The surprise decision in favour of BCE Inc. (BCE) bondholders from the Quebec Court of Appeal puts the C$52-billion privatization deal in jeopardy and forced analysts to slash their price targets and downgrade shares of the telecom giant. But the development also raised the possibility that Telus Corp. (TU) could re-enter the fray. It dropped out of the running at the last minute before a deadline for interested groups to submit their offers to BCE in June 2007.
Jeffrey Fan at UBS Securities cut BCE from a “buy” to a “sell” and lowered his price target from C$42.75 to C$33. This new target is based on a 20% chance the deal closes at C$42.75 as planned, but only if the Supreme Court appeal is sufficiently accelerated and leaving any other potential hurdles aside. He puts the probability of the stock falling back to its fundamental value of C$31 at 80%.
As far as Telus’ potential involvement, Mr. Fan said this is far from certain given its recent share price decline, but thinks the company will likely revisit the option nonetheless. Telus’ stock has fallen more than 25% since hitting a 52-week high of C$66.45 in June 2007. It closed at C$47.92 on Wednesday.
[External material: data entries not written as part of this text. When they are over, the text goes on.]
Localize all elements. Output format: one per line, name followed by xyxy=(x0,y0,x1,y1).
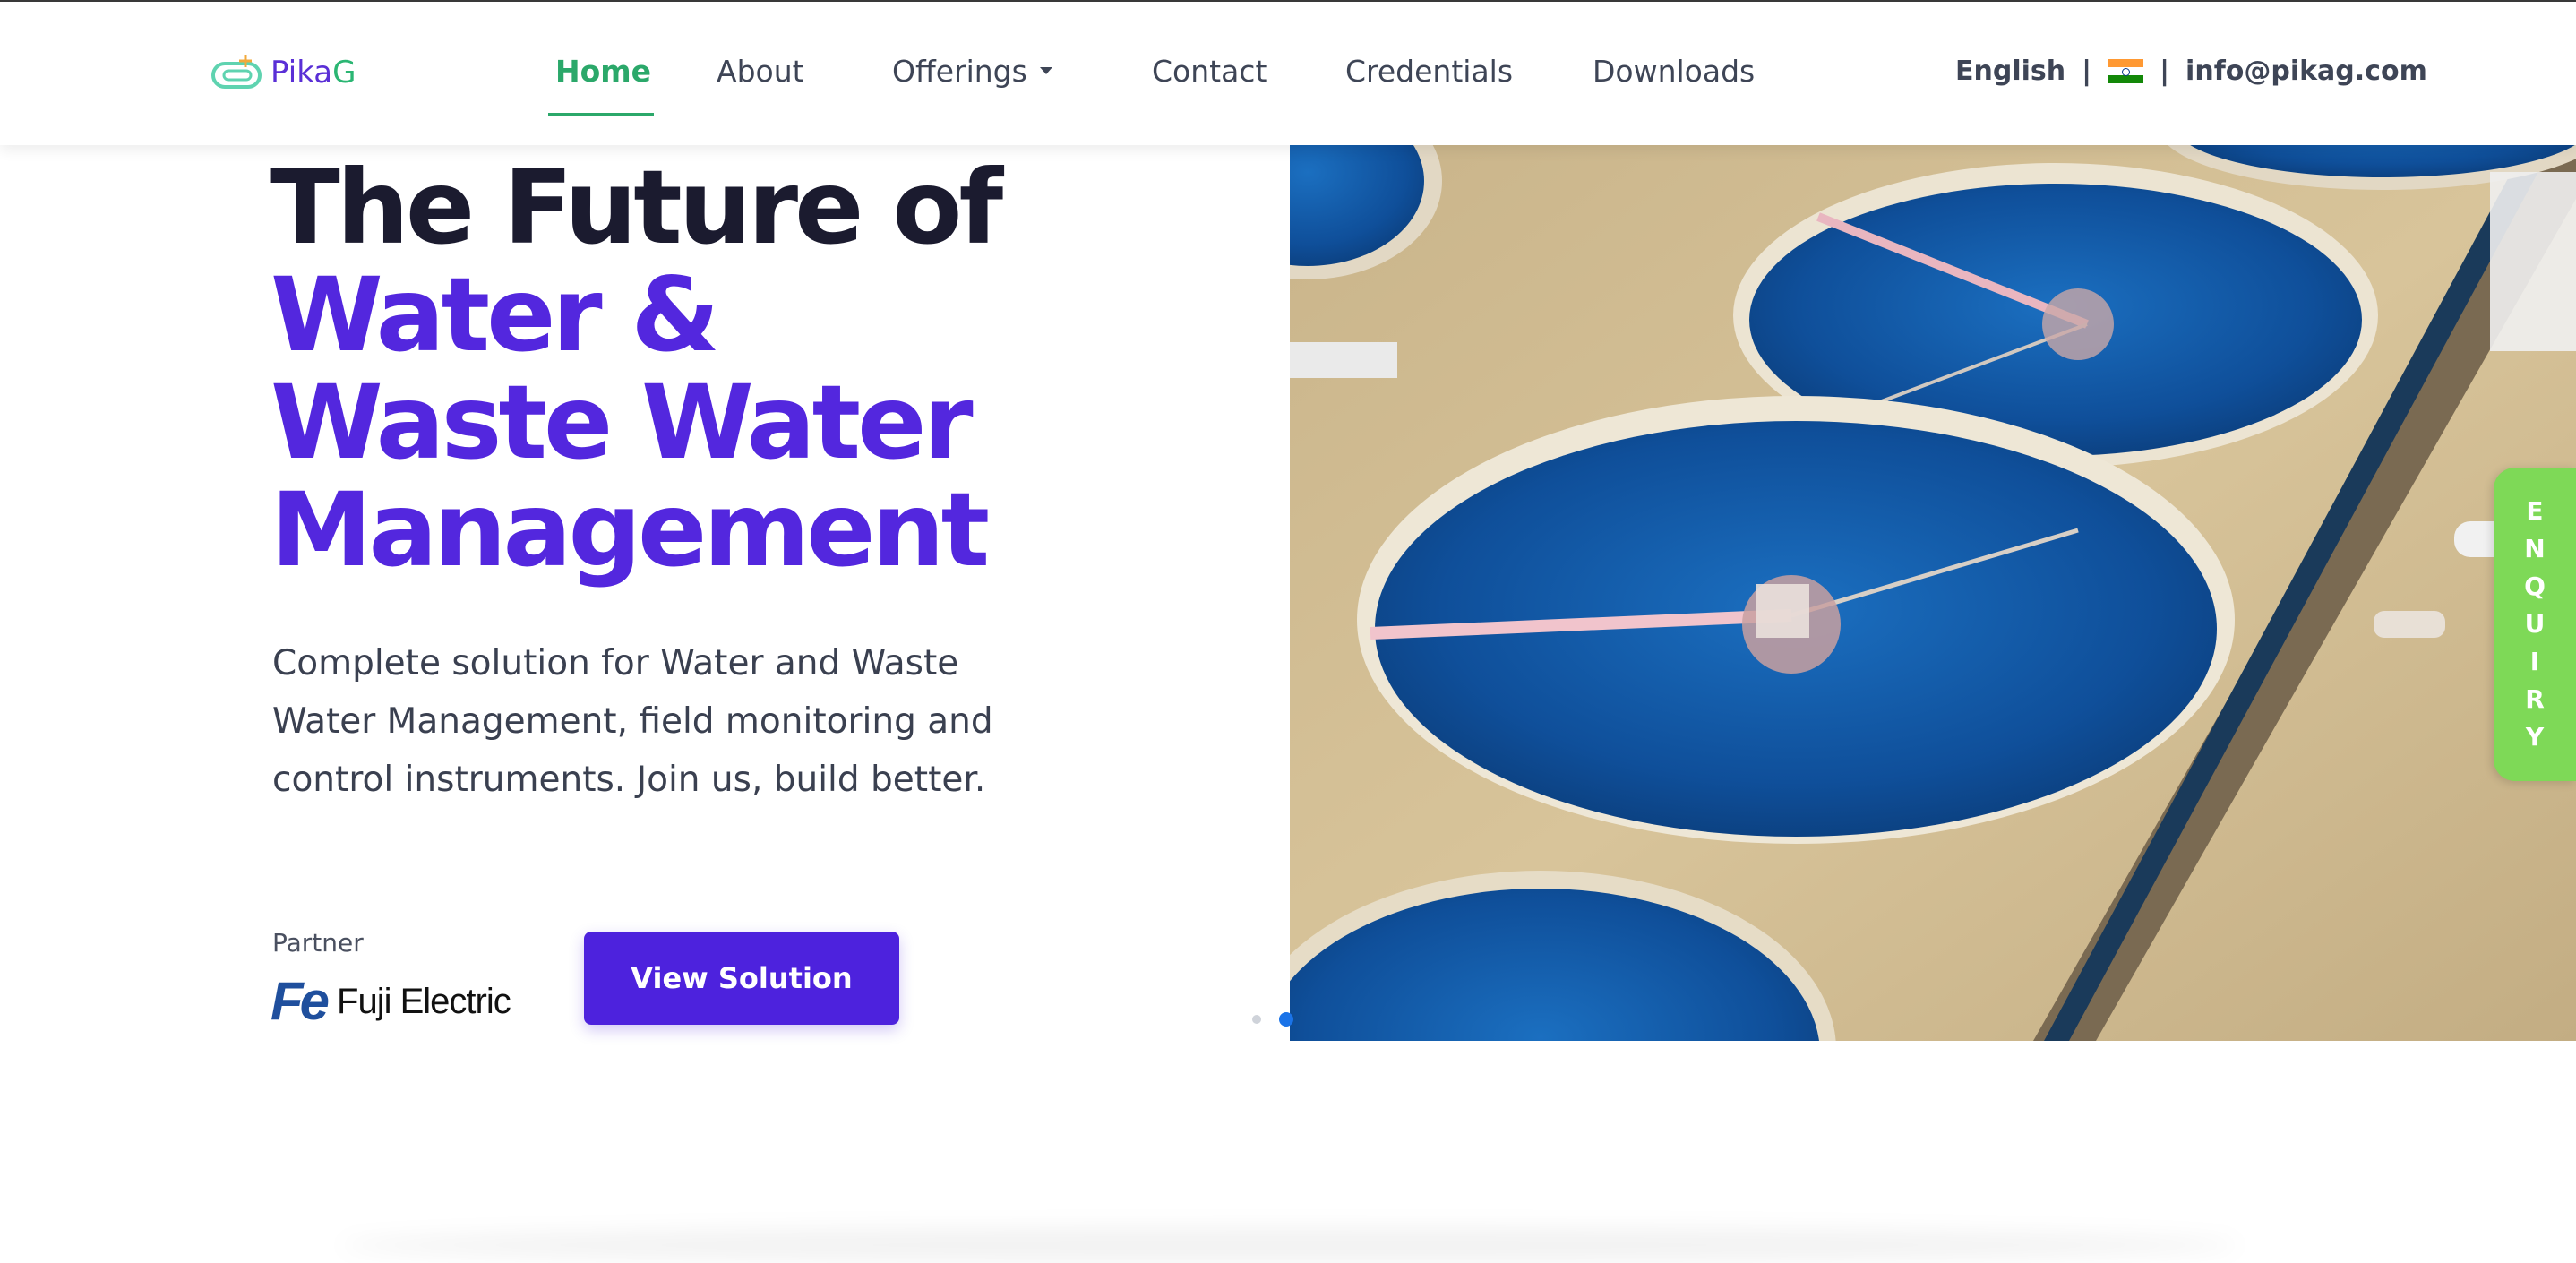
enquiry-letter: Q xyxy=(2524,571,2546,601)
hero-description: Complete solution for Water and Waste Wa… xyxy=(272,643,993,800)
enquiry-letter: N xyxy=(2524,534,2546,563)
partner-name: Fuji Electric xyxy=(337,981,511,1021)
fuji-electric-mark: Fe xyxy=(270,971,330,1031)
enquiry-letter: R xyxy=(2525,684,2545,714)
hero-title-line3: Waste Water xyxy=(270,363,974,482)
hero-title: The Future of Water & Waste Water Manage… xyxy=(270,154,1256,584)
nav-downloads[interactable]: Downloads xyxy=(1593,54,1755,89)
next-section-shadow xyxy=(340,1227,2239,1263)
india-flag-icon[interactable] xyxy=(2108,58,2144,84)
brand-logo[interactable]: PikaG xyxy=(211,50,356,95)
header-utility: English | | info@pikag.com xyxy=(1955,56,2427,87)
nav-credentials[interactable]: Credentials xyxy=(1345,54,1513,89)
enquiry-letter: Y xyxy=(2525,722,2545,752)
view-solution-button[interactable]: View Solution xyxy=(584,932,899,1025)
carousel-dot-active[interactable] xyxy=(1279,1012,1293,1027)
hero-title-line1: The Future of xyxy=(270,148,1003,267)
pikag-logo-icon xyxy=(211,55,262,89)
hero-title-line2: Water & xyxy=(270,255,720,374)
nav-about[interactable]: About xyxy=(717,54,804,89)
site-header: PikaG Home About Offerings Contact Crede… xyxy=(0,2,2576,145)
nav-active-indicator xyxy=(548,113,654,116)
nav-offerings[interactable]: Offerings xyxy=(892,54,1052,89)
nav-home[interactable]: Home xyxy=(555,54,651,89)
enquiry-tab[interactable]: E N Q U I R Y xyxy=(2494,468,2576,781)
carousel-dot[interactable] xyxy=(1252,1015,1261,1024)
email-link[interactable]: info@pikag.com xyxy=(2185,56,2427,87)
chevron-down-icon xyxy=(1039,66,1052,74)
nav-offerings-label: Offerings xyxy=(892,54,1027,89)
water-treatment-plant-illustration xyxy=(1290,145,2576,1041)
fuji-electric-logo: Fe Fuji Electric xyxy=(270,975,511,1028)
separator: | xyxy=(2160,56,2170,87)
enquiry-letter: E xyxy=(2526,496,2544,526)
nav-contact[interactable]: Contact xyxy=(1152,54,1267,89)
enquiry-letter: U xyxy=(2524,609,2546,639)
enquiry-letter: I xyxy=(2529,647,2540,676)
carousel-dots xyxy=(1252,1012,1311,1027)
separator: | xyxy=(2082,56,2092,87)
hero-image-water-treatment xyxy=(1290,145,2576,1041)
brand-name: PikaG xyxy=(270,55,356,90)
partner-label: Partner xyxy=(272,928,364,958)
language-selector[interactable]: English xyxy=(1955,56,2065,87)
hero-title-line4: Management xyxy=(270,470,990,589)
The analyst also noted the potential dilution for existing Telus shareholders, weaker debt financing conditions and regulatory challenges posed by the competition bureau, which are unchanged from the last time it approached BCE.
He said:
As a result, we think TELUS would likely offer a materially lower acquisition price relative to the one management had in mind last June.
Mr. Fan also said that while BCE will try to expedite the appeal process by seeking guidance from the Supreme Court, investors also need to be aware that the lenders’ commitment to the deal expires in November 2008, according to the Abridged Debt Commitment Letter.
As far as the bondholders, UBS believes they would rather see the deal fall through and recover their investments, rather than settling outside of court.
Mr. Fan noted that since final approval from the CRTC and Industry Canada have yet to be received, the deal’s sponsors may still have an out without having to pay a break fee if they believe it ultimately will not close.